A bug in a biological sense is an insect in the group Hemiptera with unsightly, piercing mouthparts, but to a data engineer it is a niggling nightmare. Jacqueline Bilston, a Software Developer at Yelp and a native Calgarian, represented the city when she presented at the Databricks Data + AI Summit in June. The focus of her presentation was highly topical in today’s world where complex Big Data pipelines are moving so much data at such high velocity with numerous downstream reporting, machine learning model, and other pipeline dependencies. Therefore, how do you efficiently test ETL pipelines to ensure the robustness of your data system? In her presentation Jacqueline details how a bug found into her company’s data infrastructure resulted in a 5-day investigation, a 3-day bug fix, and a 7-day historical data fix. In debriefing the situation, Jacqueline had an epiphany that drastically changed how she now approaches testing ETL pipelines and she wants to share this lesson with all data engineers.
How is it possible that a pipeline system with extensive unit tests and a 100% coverage can allow this to happen? A unit test has 3 components – Arrange, Act, and Assert. In theory, each unit test should only be testing a single piece of logic, but in her case the unit test she was working with tested all of the logic in her pipeline. This meant that when it failed, it was difficult to tell why it had failed - was it because the new code she'd added was working and changing the output? Or had she introduced a different bug by changing something accidentally?

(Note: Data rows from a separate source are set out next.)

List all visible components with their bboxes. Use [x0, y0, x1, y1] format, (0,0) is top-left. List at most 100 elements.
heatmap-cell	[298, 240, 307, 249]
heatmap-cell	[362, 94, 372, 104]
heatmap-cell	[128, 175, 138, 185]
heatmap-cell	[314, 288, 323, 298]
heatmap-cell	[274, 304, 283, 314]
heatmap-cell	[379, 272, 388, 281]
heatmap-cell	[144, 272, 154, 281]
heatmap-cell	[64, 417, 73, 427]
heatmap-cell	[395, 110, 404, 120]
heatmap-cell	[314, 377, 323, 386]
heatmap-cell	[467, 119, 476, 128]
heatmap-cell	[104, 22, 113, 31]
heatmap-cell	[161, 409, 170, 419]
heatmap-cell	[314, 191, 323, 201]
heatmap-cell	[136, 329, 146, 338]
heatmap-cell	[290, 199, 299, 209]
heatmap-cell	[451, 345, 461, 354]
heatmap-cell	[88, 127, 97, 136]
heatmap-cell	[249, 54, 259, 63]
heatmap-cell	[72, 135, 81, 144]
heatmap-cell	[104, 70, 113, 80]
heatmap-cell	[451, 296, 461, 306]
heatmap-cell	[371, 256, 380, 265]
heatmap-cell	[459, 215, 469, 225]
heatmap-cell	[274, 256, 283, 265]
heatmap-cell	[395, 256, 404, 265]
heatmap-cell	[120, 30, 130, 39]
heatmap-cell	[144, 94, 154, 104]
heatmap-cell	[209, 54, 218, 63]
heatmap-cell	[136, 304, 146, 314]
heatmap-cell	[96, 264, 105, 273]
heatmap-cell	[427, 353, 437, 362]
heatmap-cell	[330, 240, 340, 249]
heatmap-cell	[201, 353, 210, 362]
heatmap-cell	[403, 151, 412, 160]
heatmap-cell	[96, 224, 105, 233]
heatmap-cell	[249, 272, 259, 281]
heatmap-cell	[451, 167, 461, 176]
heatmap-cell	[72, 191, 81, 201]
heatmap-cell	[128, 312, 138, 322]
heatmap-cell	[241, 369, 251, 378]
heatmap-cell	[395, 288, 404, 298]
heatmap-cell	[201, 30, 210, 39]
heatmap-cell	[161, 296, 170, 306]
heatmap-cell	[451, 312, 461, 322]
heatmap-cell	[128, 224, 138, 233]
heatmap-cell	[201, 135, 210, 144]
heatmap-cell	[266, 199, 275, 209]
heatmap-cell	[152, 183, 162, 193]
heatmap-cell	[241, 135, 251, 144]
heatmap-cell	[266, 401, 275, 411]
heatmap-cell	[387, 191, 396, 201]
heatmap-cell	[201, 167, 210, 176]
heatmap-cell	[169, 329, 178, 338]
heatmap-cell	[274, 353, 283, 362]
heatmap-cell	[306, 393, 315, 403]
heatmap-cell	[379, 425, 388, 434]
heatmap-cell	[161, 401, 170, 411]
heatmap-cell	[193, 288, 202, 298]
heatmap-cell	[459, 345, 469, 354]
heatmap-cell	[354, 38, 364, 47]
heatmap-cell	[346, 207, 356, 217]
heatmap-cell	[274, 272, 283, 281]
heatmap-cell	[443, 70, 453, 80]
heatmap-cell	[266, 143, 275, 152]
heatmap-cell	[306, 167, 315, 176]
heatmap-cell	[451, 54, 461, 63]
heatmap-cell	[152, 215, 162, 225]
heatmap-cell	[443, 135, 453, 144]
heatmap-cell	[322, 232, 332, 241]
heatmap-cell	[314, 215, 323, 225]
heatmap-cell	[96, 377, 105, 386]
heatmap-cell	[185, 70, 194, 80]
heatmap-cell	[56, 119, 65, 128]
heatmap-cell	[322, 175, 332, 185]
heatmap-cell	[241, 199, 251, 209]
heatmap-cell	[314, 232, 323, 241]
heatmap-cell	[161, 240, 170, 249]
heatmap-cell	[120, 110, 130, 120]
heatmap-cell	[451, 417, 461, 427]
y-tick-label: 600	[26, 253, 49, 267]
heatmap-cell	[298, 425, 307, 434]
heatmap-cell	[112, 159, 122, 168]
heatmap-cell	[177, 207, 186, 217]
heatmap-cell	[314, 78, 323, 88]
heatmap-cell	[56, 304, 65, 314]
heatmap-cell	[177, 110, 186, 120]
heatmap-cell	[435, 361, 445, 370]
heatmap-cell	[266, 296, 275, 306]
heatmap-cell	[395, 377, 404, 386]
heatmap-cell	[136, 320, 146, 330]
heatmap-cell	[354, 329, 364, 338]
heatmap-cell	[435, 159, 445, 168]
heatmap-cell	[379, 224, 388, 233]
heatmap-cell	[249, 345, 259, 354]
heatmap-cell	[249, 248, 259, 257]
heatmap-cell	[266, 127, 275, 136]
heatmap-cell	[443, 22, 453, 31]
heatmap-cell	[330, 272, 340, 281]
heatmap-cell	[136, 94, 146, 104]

With nowhere left to turn, Jacqueline reached out to a mentor of hers for guidance. Two things that her mentor said immediately enabled a renewed insight into the problem and how to go about in solving it. First, he questioned the logic being tested, and then Jacqueline realized she was testing more than one behaviour in her test. Second, he mentioned the idea of a Saff Squeeze, a football term in describing a ball carrier hit by two opposing players. Saff Squeeze was developed by the creators of JUnit and it’s the act of inlining and deleting parts of a failing test until the problem presents itself. It’s basically moving the assert statement from the bottom to the top (hit them low) and keep deleting the passing lines until a line is not passing anymore, which is the culprit of the bug. Then you would keep deleting unused inputs from top to bottom (hit them high) until the test is nice, simple and clean. It was through the application of this method that Jacqueline finally found the root cause of this bug, an inner join that should have been a left join. One simple line of code caused eight hair-pulling days and much anxiety so this lesson highlights the importance of having both unit tests and keeping unit tests simple.
The overriding message from the presentation is that targeting 100% coverage can provide false assurance. Packing multiple logic into a unit test to check multiple behaviours may sound efficient when writing the test, but when a bug hides itself inside a labyrinth of inputs and outputs and then you realize there’s a problem, you would gladly trade that time saving of writing a single unit test that tests for multiple behaviours for the time saving of finding the bug quickly. 50 years on after the US Navy invented the design principle KISS (Keep it simple silly!), it is still very much relevant today as it was yesterday.